For the moment, let’s pretend you have a 10 GB hard drive. Check how much RAM you have. (That the amount of memory that indicates how much your computer can hold in it’s present-tense memory at any given moment). If that’s 256 MB, you want to create about 500 MB of a SWAP partition. This allows your Linux system to grab extra memory in an emergency. Saves on or prevents crashes!
So you indicate that on the partitioning tool. Assign 500 MB of space for SWAP.
For the boot area, shown with just a / you can assign 1.2 GB. That’s were all your start-up programs get to live.
Let’s give the /usr area 3.5 GB. That’s where you’ll install the programs you want to run, but which don’t have to all come to life on boot up.

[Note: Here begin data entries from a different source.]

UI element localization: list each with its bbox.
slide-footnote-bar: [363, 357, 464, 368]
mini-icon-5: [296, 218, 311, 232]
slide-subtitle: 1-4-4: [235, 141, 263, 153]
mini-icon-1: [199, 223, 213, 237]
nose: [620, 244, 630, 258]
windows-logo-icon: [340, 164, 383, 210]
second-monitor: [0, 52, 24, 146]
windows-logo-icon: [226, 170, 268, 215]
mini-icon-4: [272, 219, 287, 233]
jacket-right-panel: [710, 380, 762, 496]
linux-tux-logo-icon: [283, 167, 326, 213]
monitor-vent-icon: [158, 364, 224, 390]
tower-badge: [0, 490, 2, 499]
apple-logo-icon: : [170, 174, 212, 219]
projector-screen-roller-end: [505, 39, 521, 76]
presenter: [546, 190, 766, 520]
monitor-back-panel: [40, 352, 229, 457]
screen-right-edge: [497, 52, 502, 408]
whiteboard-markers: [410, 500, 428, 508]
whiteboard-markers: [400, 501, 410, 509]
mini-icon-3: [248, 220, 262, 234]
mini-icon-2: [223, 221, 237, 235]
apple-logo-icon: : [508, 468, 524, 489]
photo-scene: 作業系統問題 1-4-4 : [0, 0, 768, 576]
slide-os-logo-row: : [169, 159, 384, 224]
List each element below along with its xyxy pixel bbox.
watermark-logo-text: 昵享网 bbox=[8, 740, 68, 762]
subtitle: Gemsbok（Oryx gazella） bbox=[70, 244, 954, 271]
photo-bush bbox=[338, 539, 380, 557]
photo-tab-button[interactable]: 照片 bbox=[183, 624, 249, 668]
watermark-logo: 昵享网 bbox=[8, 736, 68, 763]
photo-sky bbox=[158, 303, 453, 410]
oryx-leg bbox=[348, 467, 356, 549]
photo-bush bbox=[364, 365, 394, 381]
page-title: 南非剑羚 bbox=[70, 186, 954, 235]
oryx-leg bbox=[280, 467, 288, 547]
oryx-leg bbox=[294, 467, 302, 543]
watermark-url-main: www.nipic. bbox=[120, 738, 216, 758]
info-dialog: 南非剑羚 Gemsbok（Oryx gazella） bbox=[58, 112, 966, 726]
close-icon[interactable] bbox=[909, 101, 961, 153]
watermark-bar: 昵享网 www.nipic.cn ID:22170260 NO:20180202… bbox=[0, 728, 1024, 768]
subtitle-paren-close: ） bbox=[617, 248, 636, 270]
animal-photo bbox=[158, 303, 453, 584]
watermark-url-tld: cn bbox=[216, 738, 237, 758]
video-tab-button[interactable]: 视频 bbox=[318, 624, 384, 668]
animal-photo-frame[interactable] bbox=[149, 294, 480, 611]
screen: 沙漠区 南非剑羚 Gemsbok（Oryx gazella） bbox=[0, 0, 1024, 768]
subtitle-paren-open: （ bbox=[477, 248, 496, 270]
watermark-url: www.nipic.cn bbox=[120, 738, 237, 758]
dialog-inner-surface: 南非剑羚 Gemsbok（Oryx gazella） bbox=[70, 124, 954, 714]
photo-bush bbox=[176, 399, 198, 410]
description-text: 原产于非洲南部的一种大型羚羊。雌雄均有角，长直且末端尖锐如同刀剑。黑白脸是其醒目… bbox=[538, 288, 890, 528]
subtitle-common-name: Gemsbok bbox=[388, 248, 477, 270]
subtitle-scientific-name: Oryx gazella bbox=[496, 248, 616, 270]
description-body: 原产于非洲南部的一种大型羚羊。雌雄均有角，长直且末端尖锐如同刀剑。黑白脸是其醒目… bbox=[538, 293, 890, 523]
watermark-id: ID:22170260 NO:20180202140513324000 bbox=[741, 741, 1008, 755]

That leaves 5 GB for the /home area which is where all the new files, graphics, documents, or whatever you create will be stored.
You’ll notice that the system calls the sections you’ve assigned by names like /dev/hda2 and so forth. Windows calls the drive sections names like C:/ or D:/ and so forth. Linux has this other naming convention. We catch on after a bit.
Before we can proceed we must initialize each of the partitions now. There will be warnings that to proceed means you are wiping anything off that currently resides on those sections. If it happens that you decided to leave Windows in place, you will have seen it’s partitions clearly marked, and of course, you do not initialize them now. That would be wiping your Windows OFF the hard drive! But Linux does need to initialize the partitions it will be living in, so it can call them it’s own.
You followed the directions? You didn’t leave any of the partitions out?
Good. Then we can move on. Now things will go faster.
You’ll be asked a few more questions, like what to call your machine/computer. If it is going to be an online server for a registered domain, you would of course, use that, but if it’s just your home computer, call it what you like.
In some cases you are allowed to choose the modules you want included in the installation. Some of the smaller systems just go ahead and give you all that’s on the CD or DVD.
The installation starts, and whirls away. I like to click on “details” to get a clue as to what it is installing. The larger a system, such as SUSE, that you install, the longer it takes. Maybe several hours. If you are installing a small one, it may be 20 minutes or less.
At some points along the way it will pause to ask you for more information or choices.
It will likely ask you what boot system you want. There’s Grub (for geeks who understand the more complicated lingo), and LILO which is easier for beginners. However I’ve discovered that when the kernel needs to be upgraded, it’s much better to have Grub in place as it saves you some steps. Grub can be set up to make for a very nice boot sequence too. So not to worry.
You get a chance to make a rescue floppy disk, which is a wise idea, although I confess I’ve skipped it a number of times.
Towards the end, it wants to know more things like the type of monitor you have, screen resolution, what your ISP address is - so it can set up your email address for you - and whether you want to go online to get the latest updates to this system. I try to get these matters all taken care of as they come up, so that when it announces it is finished, the system is up and ready to go!
Well, when it has re-boot, and you are finally in the system, you want to poke around a bit, and find the personal settings, and fine-tune them to suit your fancy. You are NOW a Linux user!